Court Opinion

ID: 9518574
Source: CourtListenerOpinion
Date Created: 2023-08-07 00:56:07.470904+00
Date Added: 2024-06-11T12:29:35.518198
License: Public Domain

Currie, J.
(concurring). This is a very close case and one which has caused me considerable difficulty in arriving at a satisfactory conclusion. As the opinion by Mr. Justice Hallows points out, discharge is ordinarily a unilateral act on the part of the employer. However, for the purpose of effecting a discharge during the pendency of a strike, so as to subject the employer’s account in the unemployment compensation reserve fund to liability to the payment of benefits, it appears unjust to permit an equivocal or ambiguous statement by an employer to be construed as a discharge when not so understood or acted upon by the affected striking employees.

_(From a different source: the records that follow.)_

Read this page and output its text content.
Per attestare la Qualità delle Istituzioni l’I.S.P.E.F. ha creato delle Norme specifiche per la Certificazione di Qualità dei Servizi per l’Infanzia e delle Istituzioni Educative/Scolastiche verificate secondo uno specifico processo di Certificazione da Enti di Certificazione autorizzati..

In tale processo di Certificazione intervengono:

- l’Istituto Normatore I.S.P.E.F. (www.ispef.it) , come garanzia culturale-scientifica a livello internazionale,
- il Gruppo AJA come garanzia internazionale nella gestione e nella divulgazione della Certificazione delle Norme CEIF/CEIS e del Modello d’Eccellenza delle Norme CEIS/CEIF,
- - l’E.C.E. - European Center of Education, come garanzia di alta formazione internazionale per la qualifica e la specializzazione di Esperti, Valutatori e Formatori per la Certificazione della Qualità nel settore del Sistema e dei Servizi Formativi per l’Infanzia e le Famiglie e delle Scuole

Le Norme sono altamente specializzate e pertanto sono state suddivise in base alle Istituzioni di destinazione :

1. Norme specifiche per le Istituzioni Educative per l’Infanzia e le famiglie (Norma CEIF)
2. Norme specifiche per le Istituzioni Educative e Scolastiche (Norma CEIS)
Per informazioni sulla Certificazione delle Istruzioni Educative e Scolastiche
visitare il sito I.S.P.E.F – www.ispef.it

■ In the instant case, there is no evidence that the employees did interpret the September 10th letter as a discharge. The fact, that they did not file for such benefits until they claim that the employer refused to take the employees back in December, is clearly evidence that at least up to that time they did not understand the September 10th letter to constitute a discharge. The mere fact, that the affected employees continue with strike activities, such as picketing, after the equivocal act of the employer has occurred, is not decisive of the question of whether or not the employees have interpreted the employer’s act as a discharge. This is because such strike activities may be carried on for the purpose of forcing the employer to confer employee status again *191upon the strikers following a claimed discharge, or they may be carried on under the belief that their original employee status has not been terminated.

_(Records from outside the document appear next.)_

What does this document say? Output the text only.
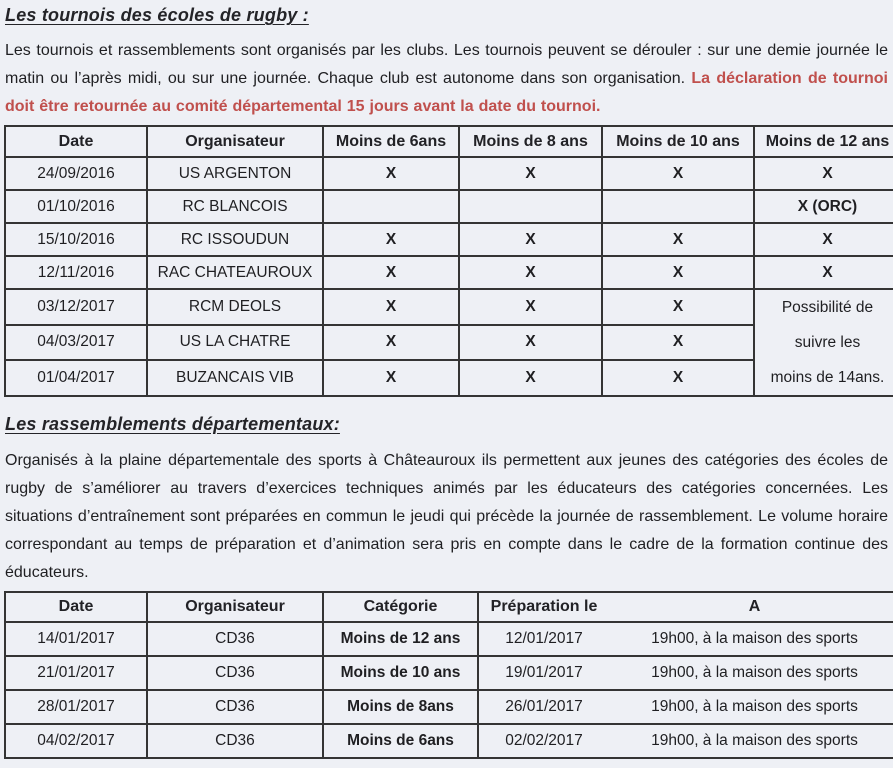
Les tournois des écoles de rugby :

Les tournois et rassemblements sont organisés par les clubs. Les tournois peuvent se dérouler : sur une demie journée le matin ou l’après midi, ou sur une journée. Chaque club est autonome dans son organisation. La déclaration de tournoi doit être retournée au comité départemental 15 jours avant la date du tournoi.

Date	Organisateur	Moins de 6ans	Moins de 8 ans	Moins de 10 ans	Moins de 12 ans
24/09/2016	US ARGENTON	X	X	X	X
01/10/2016	RC BLANCOIS				X (ORC)
15/10/2016	RC ISSOUDUN	X	X	X	X
12/11/2016	RAC CHATEAUROUX	X	X	X	X
03/12/2017	RCM DEOLS	X	X	X	Possibilité de
suivre les
moins de 14ans.

04/03/2017	US LA CHATRE	X	X	X	
01/04/2017	BUZANCAIS VIB	X	X	X	
Les rassemblements départementaux:

Organisés à la plaine départementale des sports à Châteauroux ils permettent aux jeunes des catégories des écoles de rugby de s’améliorer au travers d’exercices techniques animés par les éducateurs des catégories concernées. Les situations d’entraînement sont préparées en commun le jeudi qui précède la journée de rassemblement. Le volume horaire correspondant au temps de préparation et d’animation sera pris en compte dans le cadre de la formation continue des éducateurs.

Date	Organisateur	Catégorie	Préparation le	A
14/01/2017	CD36	Moins de 12 ans	12/01/2017	19h00, à la maison des sports
21/01/2017	CD36	Moins de 10 ans	19/01/2017	19h00, à la maison des sports
28/01/2017	CD36	Moins de 8ans	26/01/2017	19h00, à la maison des sports
04/02/2017	CD36	Moins de 6ans	02/02/2017	19h00, à la maison des sports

For reasons heretofore stated, I would hold that in a case involving an equivocal act of the employer, claimed to constitute a discharge during the progress of a strike, some affirmative bilateral act by the striking employees, indicating acceptance of such act as a discharge, is necessary before the act can be determined to constitute a discharge for the purposes of the Wisconsin Unemployment Compensation Law. In the absence of such a bilateral act by the employees, their employee status continues.
On this reasoning, I concur in affirmance of the judgment below.